La derrota

La derrota

Estupendo relato el que nos envía Santiago Echevarría Sangró, al que agradecemos mucho su deseo de compartirlo con la FEC.

27-7-2020

La historia de los triunfos deportivos logrados en su juventud le hacía acudir al torneo portando esa media sonrisa que da la seguridad. Cabeza alta, mirada fija y un andar acompasado, sin titubeos, le reafirmaban en su presumible superioridad. Su indumentaria blanca, recién planchada, era el adecuado envoltorio de un regalo que se anunciaba omnipotente. El cróquet era su última afición y pensaba que, como en otras disciplinas, el triunfo estaba poco menos que asegurado. La verdad es que había trabajado duro en entrenamientos exhaustivos y si a esto se le añadía una habilidad innata para el deporte, su optimismo no iba del todo descaminado.

Pero después de la derrota en el primer match algo le hizo intuir que se avecinaba una catástrofe. Era parecido a la sensación que tantas veces le hacía presagiar las galernas en su pueblo del Cantábrico. Presintió un trágico futuro como inevitable, mientras un escalofrío atravesaba su cuerpo.

Ya antes de su segundo partido, una gran mancha en sus pantalones delataba el nerviosismo que le había hecho derramar una taza de café. En la posición de salida se sintió otra persona, ahora desvalida, a la que no le acompañaba la suerte ni en los sorteos con la moneda. Empezó su contrincante. Ya de inicio cogió ventaja pasando el primer aro. Media hora después se dieron la mano: ¡¡¡2-7!!!. Se retiro cabizbajo; en la lejanía se podían escuchar las felicitaciones y palmadas de afecto al ganador. Comprendió, entonces, el drama de la soledad del perdedor en una sociedad que solo valora el triunfo.

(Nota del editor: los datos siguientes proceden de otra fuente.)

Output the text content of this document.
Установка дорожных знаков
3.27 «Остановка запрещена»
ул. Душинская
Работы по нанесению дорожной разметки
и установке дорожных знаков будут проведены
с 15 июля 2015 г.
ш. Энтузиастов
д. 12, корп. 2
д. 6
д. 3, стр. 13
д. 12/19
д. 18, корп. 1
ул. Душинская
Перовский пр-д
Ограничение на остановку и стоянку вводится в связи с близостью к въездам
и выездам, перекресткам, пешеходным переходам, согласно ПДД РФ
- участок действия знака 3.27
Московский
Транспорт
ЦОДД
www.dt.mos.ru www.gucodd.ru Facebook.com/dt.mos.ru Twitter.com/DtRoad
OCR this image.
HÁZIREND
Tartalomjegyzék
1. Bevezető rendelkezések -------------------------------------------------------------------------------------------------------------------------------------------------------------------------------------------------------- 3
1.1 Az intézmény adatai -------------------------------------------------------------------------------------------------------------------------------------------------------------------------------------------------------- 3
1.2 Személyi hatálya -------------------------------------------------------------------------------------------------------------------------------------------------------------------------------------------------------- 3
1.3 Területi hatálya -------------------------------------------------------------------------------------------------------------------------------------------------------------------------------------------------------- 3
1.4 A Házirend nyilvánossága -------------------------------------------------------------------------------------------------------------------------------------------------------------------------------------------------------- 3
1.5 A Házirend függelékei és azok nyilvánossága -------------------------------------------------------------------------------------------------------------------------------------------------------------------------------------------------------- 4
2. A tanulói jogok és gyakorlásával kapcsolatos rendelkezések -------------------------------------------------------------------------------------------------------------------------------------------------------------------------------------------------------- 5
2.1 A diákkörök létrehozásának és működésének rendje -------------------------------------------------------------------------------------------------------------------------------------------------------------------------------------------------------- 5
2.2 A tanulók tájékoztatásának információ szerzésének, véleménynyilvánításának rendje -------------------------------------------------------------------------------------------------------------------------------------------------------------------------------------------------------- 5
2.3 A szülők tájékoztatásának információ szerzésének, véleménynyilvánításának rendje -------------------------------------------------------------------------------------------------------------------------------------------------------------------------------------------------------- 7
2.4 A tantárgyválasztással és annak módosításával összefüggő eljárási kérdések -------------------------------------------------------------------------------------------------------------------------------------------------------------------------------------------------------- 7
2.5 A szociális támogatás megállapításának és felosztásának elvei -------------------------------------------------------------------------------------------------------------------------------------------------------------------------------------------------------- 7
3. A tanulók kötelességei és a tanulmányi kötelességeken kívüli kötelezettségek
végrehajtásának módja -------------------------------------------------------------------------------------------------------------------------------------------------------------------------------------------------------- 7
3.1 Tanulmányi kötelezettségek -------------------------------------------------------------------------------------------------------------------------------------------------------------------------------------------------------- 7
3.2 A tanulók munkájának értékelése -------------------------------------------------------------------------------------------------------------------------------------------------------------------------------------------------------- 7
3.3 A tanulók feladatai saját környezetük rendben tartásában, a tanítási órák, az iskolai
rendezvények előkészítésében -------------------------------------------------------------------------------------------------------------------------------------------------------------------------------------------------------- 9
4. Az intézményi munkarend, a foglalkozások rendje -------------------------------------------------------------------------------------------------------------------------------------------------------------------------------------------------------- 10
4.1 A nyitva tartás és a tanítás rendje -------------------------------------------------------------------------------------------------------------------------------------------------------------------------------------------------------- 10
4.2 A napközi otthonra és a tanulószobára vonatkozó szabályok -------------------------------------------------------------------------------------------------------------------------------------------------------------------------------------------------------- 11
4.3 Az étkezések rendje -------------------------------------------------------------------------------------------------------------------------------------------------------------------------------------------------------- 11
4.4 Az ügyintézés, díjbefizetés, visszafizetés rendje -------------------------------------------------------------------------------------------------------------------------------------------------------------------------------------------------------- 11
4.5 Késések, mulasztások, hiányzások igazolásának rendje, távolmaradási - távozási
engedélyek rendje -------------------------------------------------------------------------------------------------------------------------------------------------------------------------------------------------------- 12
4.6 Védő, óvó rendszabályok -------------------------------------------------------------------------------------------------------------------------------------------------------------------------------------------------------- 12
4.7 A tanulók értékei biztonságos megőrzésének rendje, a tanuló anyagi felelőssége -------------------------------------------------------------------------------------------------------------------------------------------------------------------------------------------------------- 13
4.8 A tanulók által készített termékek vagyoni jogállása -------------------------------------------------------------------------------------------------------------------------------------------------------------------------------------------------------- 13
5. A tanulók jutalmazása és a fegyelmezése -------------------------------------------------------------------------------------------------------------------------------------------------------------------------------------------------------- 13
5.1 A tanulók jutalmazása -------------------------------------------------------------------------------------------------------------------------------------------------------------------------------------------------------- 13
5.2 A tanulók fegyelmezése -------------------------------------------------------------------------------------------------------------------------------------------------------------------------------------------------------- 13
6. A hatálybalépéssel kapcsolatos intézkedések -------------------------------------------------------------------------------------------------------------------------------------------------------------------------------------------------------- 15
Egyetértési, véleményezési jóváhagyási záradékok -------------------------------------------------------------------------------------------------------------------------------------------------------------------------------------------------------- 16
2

Comió solo, tomó una copa para animarse y volvió a la cancha. Esta vez fue él quien ganó el primer aro. Fue el único tanto que hizo: ¡¡¡1-7!!! “Que poco dura la alegría en la casa del pobre“, pensaba cuando el ganador estrechó su mano comentando: “lo importante es disfrutar“. Esa frase le acabó de hundir. Sólo le quedaba un partido por jugar. Si lo ganaba aún podría clasificarse para la fase eliminatoria siendo cuarto del grupo. Solo valía la victoria. Quizás después cambiaría su sino y podría renacer. Después de todo, las galernas de su pueblo también pasaban. Salió segundo. El corazón al galope, la boca seca como el esparto, las punzadas sobre su estómago dificultaron al máximo su concentración para recordar el ritual tantas veces repetido: separarse de la bola, fijar la dirección imaginaria, colocar los pies en posición correcta, hacer lo mismo con el mazo, la cabeza fija en la bola, no moverse. La bola azul de su oponente reposaba bien colocada frente al aro. No había otra alternativa más que quitarla. Inició el swing, golpeó su bola roja y permaneció mirando al suelo como mandan los cánones, esperando escuchar el sonido del impacto. ¡¡¡UUUhhh!!! El público emitió una exclamación. Cuando levantó la mirada vio a su bola estrellarse sobre la madera que delimitaba el campo. Había pasado cerca. Perdió el aro y todos los demás: ¡¡¡0-7!!!.

De vuelta a casa sintió como una losa el peso del mazo sobre su hombro. Le vinieron a la memoria los versos de Machado: “voy caminando solo, triste, cansado, pensativo y viejo“. Ya en su hogar, camino del dormitorio, el hueco que había reservado en la biblioteca para colocar el trofeo le recordó de dónde venía. Se metió en la cama. Como era su costumbre antes de dormir, encendió el móvil para ojear las redes sociales. Vio la foto de grupo del torneo; no se encontró porque la copa que alzaba el vencedor tapaba su cara. Apagó la luz; solamente le acompañaba una lágrima deslizándose por su mejilla.